Out of the Night that Covers Me
This Southern adventure starts like Harry Potter, with a little boy on a train platform, but his journey carries him not into magic but into servitude. The sheltered rich boy, whose mother has died, is going to live with Aunt Nelda and Uncle Luther, an Alabama sharecropper. On the train, John befriends a kindly banker and his wife. The banker is called Judge because he routinely makes life and death decisions when he advances money and supplies to the sharecroppers of Lower Peach Tree.
Put to work in the cotton fields, John struggles to survive sunburn and whipping from his brutal uncle. Like Justice, Judge Vance is blind, but he and Mrs. Vance sympathize with the boy. Running errands for the Judge, John meets his assistant Tuway, an intelligent black man, who was raised by an herbalist in the swamp. Mama Tuway is the matriarch of a community at the Bend, where runaway farmhands await their chance to hop a freight train north to Chicago, their promised land. John observes Tuway’s secret activities and sees a chance for himself to join the exodus. In the pre-Civil-Rights-era South, he learns prejudice and loses his own.
Devoto alternates her scenes between John in Lower Peach Tree and Mama Tuway at the Bend, using the best witness viewpoint, in imagistic, colloquial language.
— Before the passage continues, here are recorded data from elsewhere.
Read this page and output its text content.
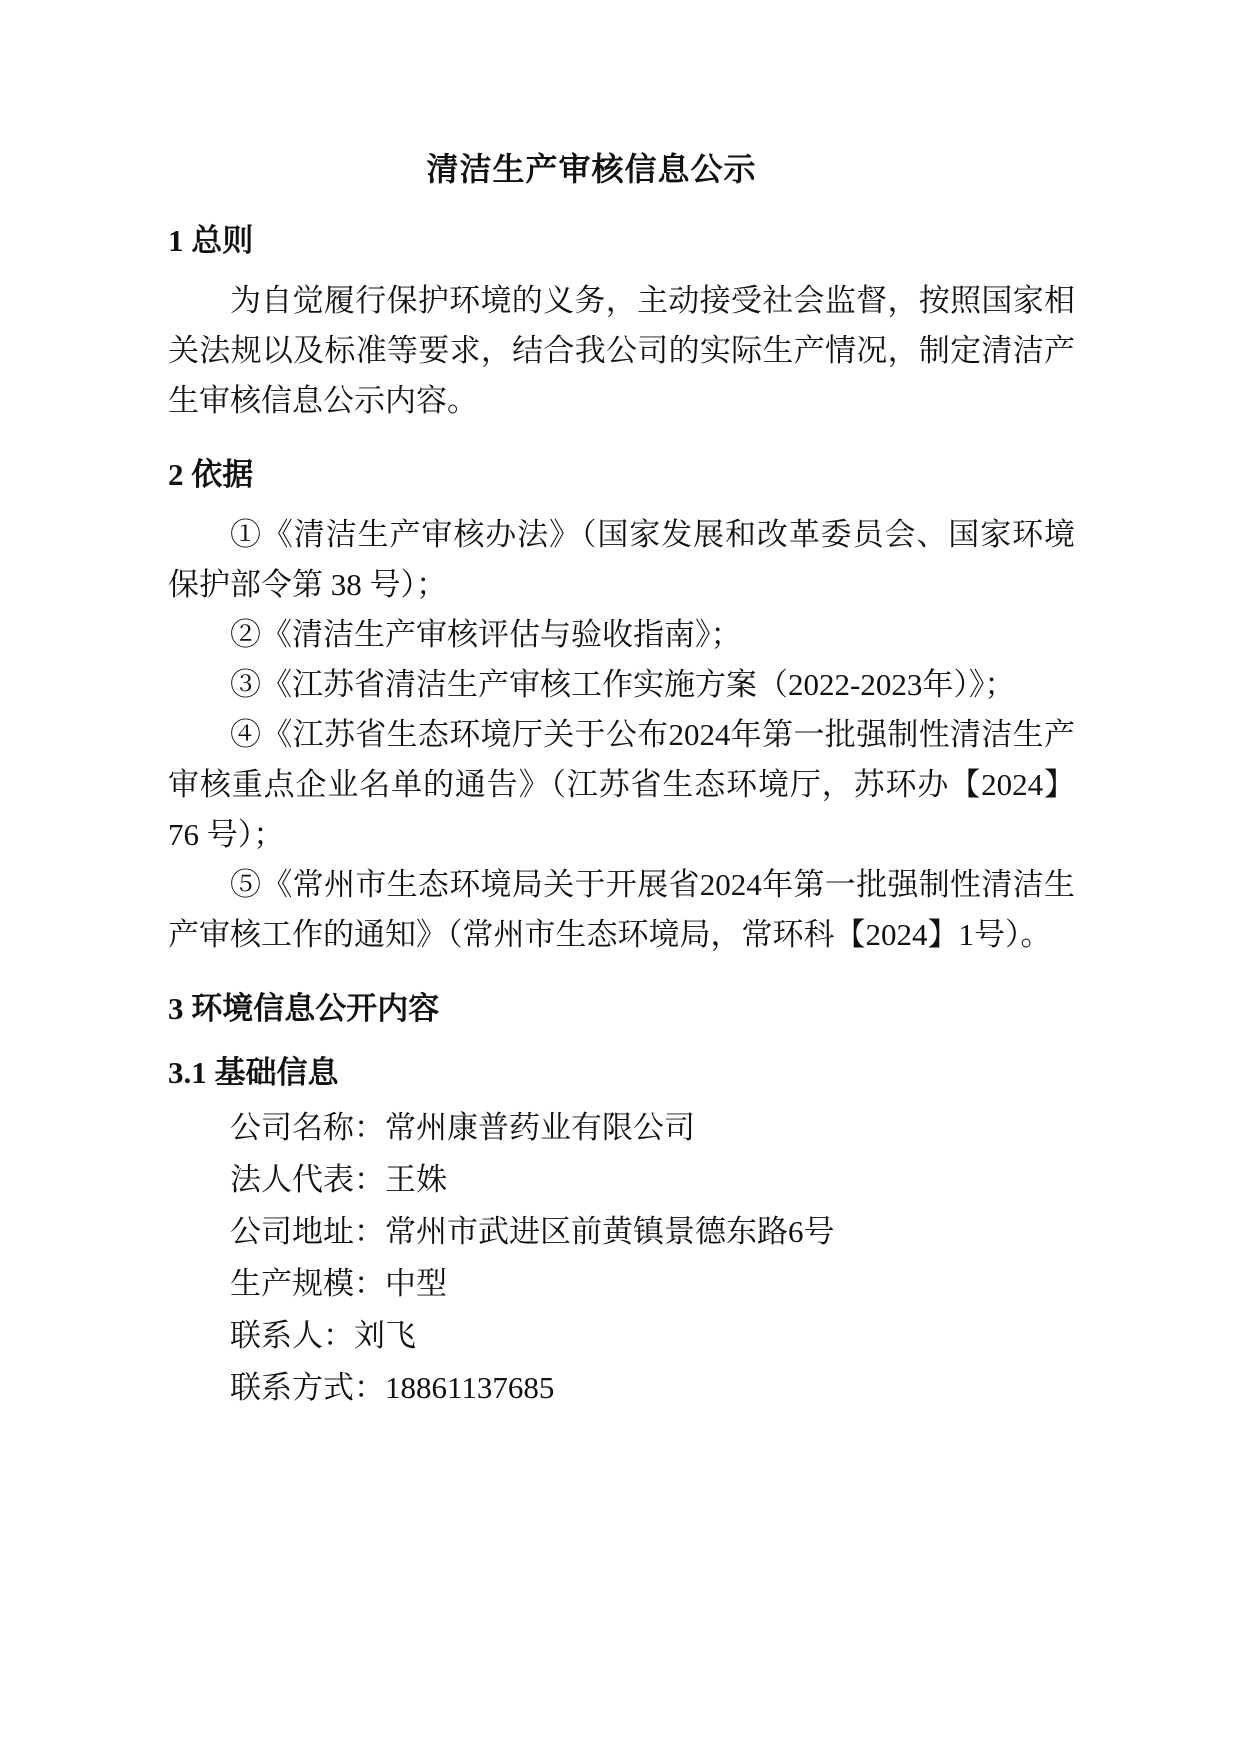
清洁生产审核信息公示
1 总则

为自觉履行保护环境的义务，主动接受社会监督，按照国家相关法规以及标准等要求，结合我公司的实际生产情况，制定清洁产生审核信息公示内容。

2 依据

①《清洁生产审核办法》（国家发展和改革委员会、国家环境保护部令第 38 号）；

②《清洁生产审核评估与验收指南》；

③《江苏省清洁生产审核工作实施方案（2022-2023年）》；

④《江苏省生态环境厅关于公布2024年第一批强制性清洁生产审核重点企业名单的通告》（江苏省生态环境厅，苏环办【2024】76 号）；

⑤《常州市生态环境局关于开展省2024年第一批强制性清洁生产审核工作的通知》（常州市生态环境局，常环科【2024】1号）。

3 环境信息公开内容
3.1 基础信息

公司名称：常州康普药业有限公司

法人代表：王姝

公司地址：常州市武进区前黄镇景德东路6号

生产规模：中型

联系人：刘飞

联系方式：18861137685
She wrestles with large themes of the human condition, work, country vs. city, faith and family. In writing from a child’s point of view, irony is a natural byproduct: the reader knows what the child cannot. Devoto handles this well, taking us back to a time before we knew why adults act the way they do. Exotic locale, political intrigue and an element of fable spice this heady gumbo.